Ulrich Matthes dankte ihr später für den Exkurs über das Theater als Mittel der Politikgestaltung. Wobei die Täuschung auf dem Theater eben der Weg sei, zu so ewas wie Wahrhaftigkeit zu gelangen. Er sprach ferner von den Dingen, die ihn gegenwärtig bedrückten: vom Rassismus, den vielen Spielarten des Antisemitismus, der Bedrohung einer Synagoge in seiner Nachbarschaft, den Kriegen und der steigenden Gewaltbereitschaft überall.

Seine sehr persönliche Rede widmete er dann seinen Eltern, dem Vater und Kulturjournalisten Günter Matthes und Mutter Else, der als Mädchen ihrer Generation der Zugang zu Bildung verweigert wurde. Als bewegte Zuhörerin konnte man aus seinen Worten die Botschaft mitnehmen, dass jeder die Wahl hat, wie tolerant und empathiefähig er beziehungsweise sie durchs Leben geht. Dass es immer um Haltung und um die Ausschöpfung der eigenen Handlungsspielräume geht.

Das fügte sich dann auch gut in die Matthes-Würdigung von Angela Merkel, die zuvor an diesem Schauspieler besonders dessen gelebte Toleranz hervorgehoben hatte. Auch habe er ihr mit seinem sprachsensiblen Textverständnis den Weg zu Autoren wie Kafka erst eröffnet. Viel anfangen könne sie als Wissenschaftlerin außerdem mit der Formel, die das Theaterspiel grundsätzlich definiere und die sie bei Wikipedia fand: A verkörpert B und C schaut zu. Das war natürlich ein großer Lacher im Publikum.
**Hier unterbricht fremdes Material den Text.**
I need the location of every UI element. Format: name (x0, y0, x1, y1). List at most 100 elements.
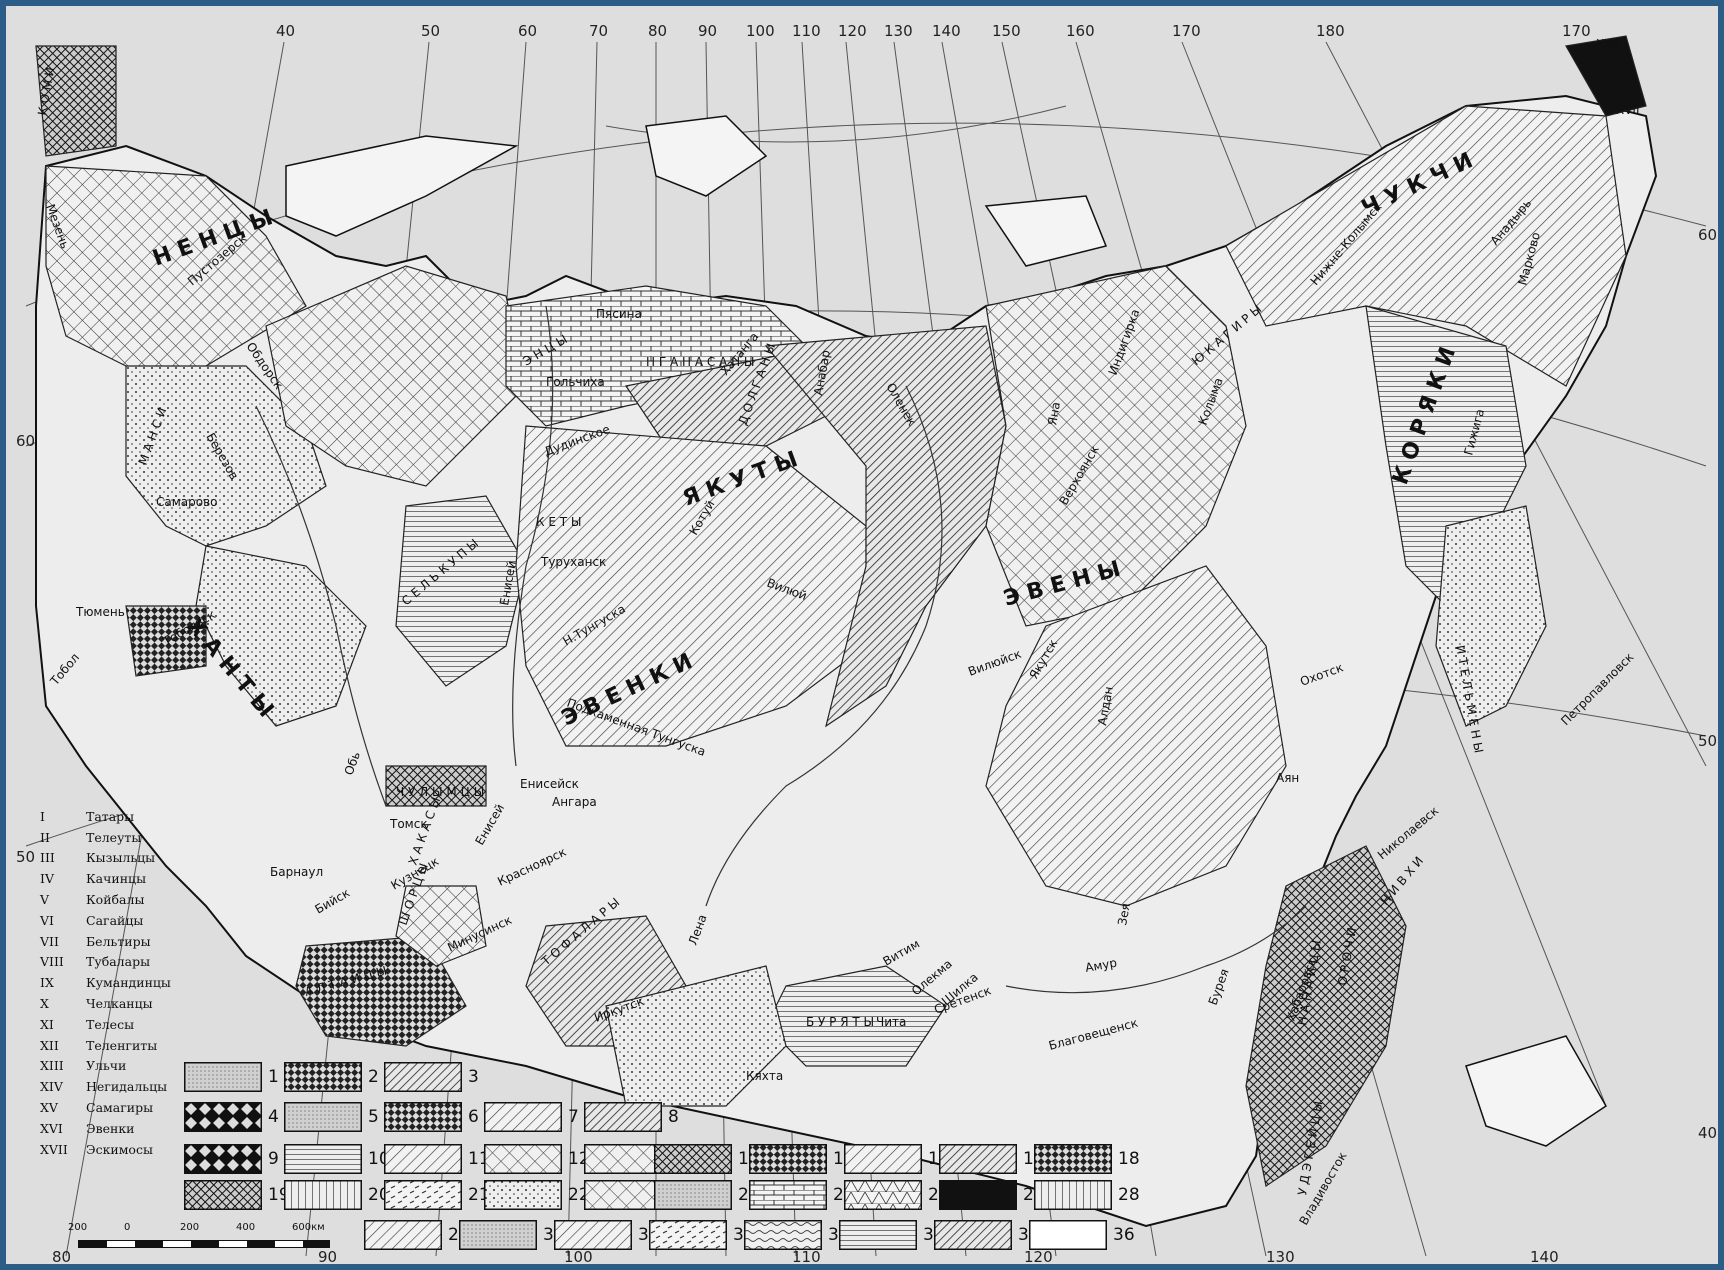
legend-swatch-pattern (749, 1180, 827, 1210)
legend-swatch: 14 (654, 1144, 760, 1174)
meridian-top-15: 170 (1562, 22, 1591, 40)
scale-label: 200 (180, 1222, 200, 1233)
legend-row-number: XIV (40, 1079, 63, 1095)
legend-swatch-pattern (654, 1180, 732, 1210)
legend-row-number: VI (40, 912, 54, 928)
place-label: Чита (876, 1015, 906, 1029)
legend-row-name: Теленгиты (86, 1037, 158, 1053)
legend-swatch: 35 (934, 1220, 1040, 1250)
legend-row: VII Бельтиры (40, 931, 220, 952)
legend-swatch-number: 2 (368, 1067, 379, 1087)
legend-swatch-pattern (284, 1144, 362, 1174)
legend-swatch-number: 6 (468, 1107, 479, 1127)
legend-row: XVII Эскимосы (40, 1139, 220, 1160)
place-label: Кяхта (746, 1069, 783, 1083)
meridian-top-12: 160 (1066, 22, 1095, 40)
legend-swatch-number: 3 (468, 1067, 479, 1087)
legend-row-number: I (40, 808, 45, 824)
place-label: Ангара (552, 795, 597, 809)
legend-patterns: 1234567891011121314151617181920212223242… (184, 1058, 1224, 1254)
legend-swatch-pattern (649, 1220, 727, 1250)
legend-swatch-pattern (284, 1102, 362, 1132)
legend-swatch: 17 (939, 1144, 1045, 1174)
legend-swatch-pattern (484, 1144, 562, 1174)
legend-row-number: XI (40, 1016, 54, 1032)
legend-row-name: Негидальцы (86, 1079, 168, 1095)
legend-swatch-number: 4 (268, 1107, 279, 1127)
ethnographic-map: 40 50 60 70 80 90 100 110 120 130 140 15… (6, 6, 1718, 1264)
scale-bar: 200 0 200 400 600км (68, 1222, 338, 1258)
legend-swatch-number: 1 (268, 1067, 279, 1087)
parallel-right-1: 50 (1698, 732, 1717, 750)
people-label: Н Г А Н А С А Н Ы (646, 355, 755, 369)
legend-swatch: 5 (284, 1102, 379, 1132)
legend-swatch: 34 (839, 1220, 945, 1250)
legend-swatch-pattern (839, 1220, 917, 1250)
scale-label: 0 (124, 1222, 131, 1233)
legend-swatch-pattern (1029, 1220, 1107, 1250)
legend-swatch: 4 (184, 1102, 279, 1132)
legend-row-number: III (40, 850, 55, 866)
place-label: Амур (1084, 956, 1118, 975)
place-label: Яна (1045, 401, 1063, 427)
legend-row-number: XV (40, 1100, 58, 1116)
xvii-mark-1: XVII (1616, 103, 1640, 117)
legend-swatch: 7 (484, 1102, 579, 1132)
legend-row: XII Теленгиты (40, 1035, 220, 1056)
legend-swatch: 10 (284, 1144, 390, 1174)
legend-row-name: Бельтиры (86, 933, 151, 949)
legend-row: VIII Тубалары (40, 952, 220, 973)
legend-swatch: 2 (284, 1062, 379, 1092)
meridian-bottom-5: 130 (1266, 1248, 1295, 1264)
meridian-bottom-1: 90 (318, 1248, 337, 1264)
meridian-top-5: 90 (698, 22, 717, 40)
place-label: Тюмень (75, 605, 125, 619)
meridian-top-1: 50 (421, 22, 440, 40)
parallel-labels: 60 50 60 50 40 XVII XVII (16, 37, 1717, 1142)
xvii-mark-0: XVII (1596, 37, 1620, 51)
legend-swatch: 32 (649, 1220, 755, 1250)
legend-swatch: 20 (284, 1180, 390, 1210)
meridian-top-14: 180 (1316, 22, 1345, 40)
legend-swatch-pattern (484, 1180, 562, 1210)
legend-swatch: 3 (384, 1062, 479, 1092)
legend-swatch: 16 (844, 1144, 950, 1174)
meridian-bottom-3: 110 (792, 1248, 821, 1264)
legend-swatch: 19 (184, 1180, 290, 1210)
legend-swatch: 8 (584, 1102, 679, 1132)
legend-swatch: 31 (554, 1220, 660, 1250)
legend-row: IX Кумандинцы (40, 972, 220, 993)
meridian-top-4: 80 (648, 22, 667, 40)
legend-swatch-number: 7 (568, 1107, 579, 1127)
legend-row-name: Эвенки (86, 1120, 135, 1136)
legend-swatch-pattern (934, 1220, 1012, 1250)
legend-swatch: 27 (939, 1180, 1045, 1210)
ethnic-regions (35, 35, 1647, 1187)
legend-swatch: 22 (484, 1180, 590, 1210)
scale-label: 600км (292, 1222, 325, 1233)
meridian-top-0: 40 (276, 22, 295, 40)
legend-swatch-number: 5 (368, 1107, 379, 1127)
legend-swatch: 15 (749, 1144, 855, 1174)
region-buryat-west (605, 965, 787, 1107)
legend-row-name: Телеуты (86, 829, 142, 845)
place-label: Алдан (1095, 685, 1116, 726)
parallel-right-0: 60 (1698, 226, 1717, 244)
legend-row: V Койбалы (40, 889, 220, 910)
legend-minor-peoples: I Татары II Телеуты III Кызыльцы IV Качинцы V Кой… (40, 806, 220, 1160)
parallel-left-1: 50 (16, 848, 35, 866)
place-label: Зея (1115, 902, 1133, 926)
legend-row-name: Челканцы (86, 996, 153, 1012)
legend-row-number: V (40, 892, 50, 908)
legend-row-name: Сагайцы (86, 912, 144, 928)
legend-row-name: Ульчи (86, 1058, 127, 1074)
legend-row: XVI Эвенки (40, 1118, 220, 1139)
meridian-labels-top: 40 50 60 70 80 90 100 110 120 130 140 15… (276, 22, 1591, 40)
region-chukchi (1225, 105, 1627, 387)
region-selkup (395, 495, 527, 687)
legend-swatch-number: 18 (1118, 1149, 1140, 1169)
legend-row-number: II (40, 829, 50, 845)
region-khanty (125, 365, 327, 547)
meridian-bottom-6: 140 (1530, 1248, 1559, 1264)
parallel-left-0: 60 (16, 432, 35, 450)
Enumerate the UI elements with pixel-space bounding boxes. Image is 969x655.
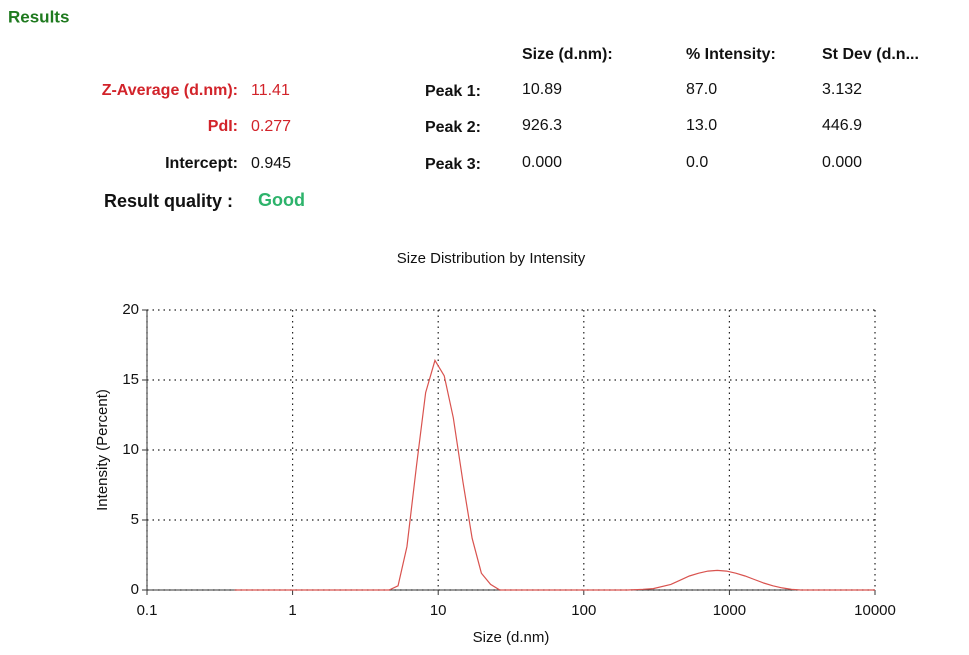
peak-table: Peak 1: 10.89 87.0 3.132 Peak 2: 926.3 13.0 446… [425,81,862,173]
summary-value: 0.277 [251,118,291,135]
peak-value: 926.3 [522,117,562,134]
peak-label: Peak 2: [425,119,481,136]
quality-value: Good [258,190,305,210]
summary-value: 0.945 [251,155,291,172]
summary-label: PdI: [208,118,238,135]
peak-value: 0.000 [822,154,862,171]
summary-label: Z-Average (d.nm): [102,82,238,99]
chart-title: Size Distribution by Intensity [397,250,586,267]
peak-label: Peak 3: [425,156,481,173]
x-axis-label: Size (d.nm) [473,629,550,646]
intensity-line [234,358,875,591]
column-header: Size (d.nm): [522,46,613,63]
peak-value: 87.0 [686,81,717,98]
quality-label: Result quality : [104,191,233,211]
x-tick-label: 100 [571,602,596,619]
header: Results [8,7,69,26]
summary-label: Intercept: [165,155,238,172]
x-tick-label: 10 [430,602,447,619]
x-tick-label: 1000 [713,602,746,619]
y-axis-label: Intensity (Percent) [94,389,111,511]
column-header: % Intensity: [686,46,776,63]
peak-value: 13.0 [686,117,717,134]
peak-value: 0.0 [686,154,708,171]
x-tick-label: 1 [288,602,296,619]
chart: Size Distribution by Intensity Size (d.n… [94,250,896,646]
peak-value: 0.000 [522,154,562,171]
column-header: St Dev (d.n... [822,46,919,63]
y-tick-label: 5 [131,511,139,528]
peak-value: 10.89 [522,81,562,98]
y-tick-label: 20 [122,301,139,318]
y-tick-label: 15 [122,371,139,388]
peak-value: 3.132 [822,81,862,98]
summary-value: 11.41 [251,82,290,99]
y-tick-label: 10 [122,441,139,458]
x-tick-label: 10000 [854,602,896,619]
peak-value: 446.9 [822,117,862,134]
peak-label: Peak 1: [425,83,481,100]
x-tick-label: 0.1 [137,602,158,619]
y-tick-label: 0 [131,581,139,598]
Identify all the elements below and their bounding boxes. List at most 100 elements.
Dort saß einige Prominenz aus Kultur und Politik: Altbundestagspräsidentin Rita Süssmuth, Ex-Fraktionschef Volker Kauder, der Bundestagsabgeordnete Thomas Heilmann und Kultursenator Joe Chialo zum Beispiel. Gesehen wurden außerdem der Schriftsteller Daniel Kehlmann, Regisseur Völker Schlöndorf, der Zürcher Intendant Ulrich Khuon und seine Nachfolgerin am Deutschen Theater Iris Laufenberg. Für musikalische Rahmung sorgten Katharine Mehrling und Adam Benzwi. Erst mit Jazz und später mit dem "Lied von der Moldau". Matthes süffisanter Kommentar dazu: "Brecht/Eisler und Adenauer – das passt doch." Was auf den Sachverhalt anspielte, dass es in der Regierungszeit von Konrad Adenauer einen Brechtboykott in der jungen Bundesrepublik gab.

Dann las Matthes selbst noch Kafkas frühe Erzählung "Kinder auf der Landstraße", die mit den Sätzen endet: "Werden Narren denn nicht müde?" "Wie können Narren müde werden!" Vorher hatte er seine Krawatte abgelegt: "Kafka kann man nicht mit Krawatte lesen." Standing Ovations am Ende.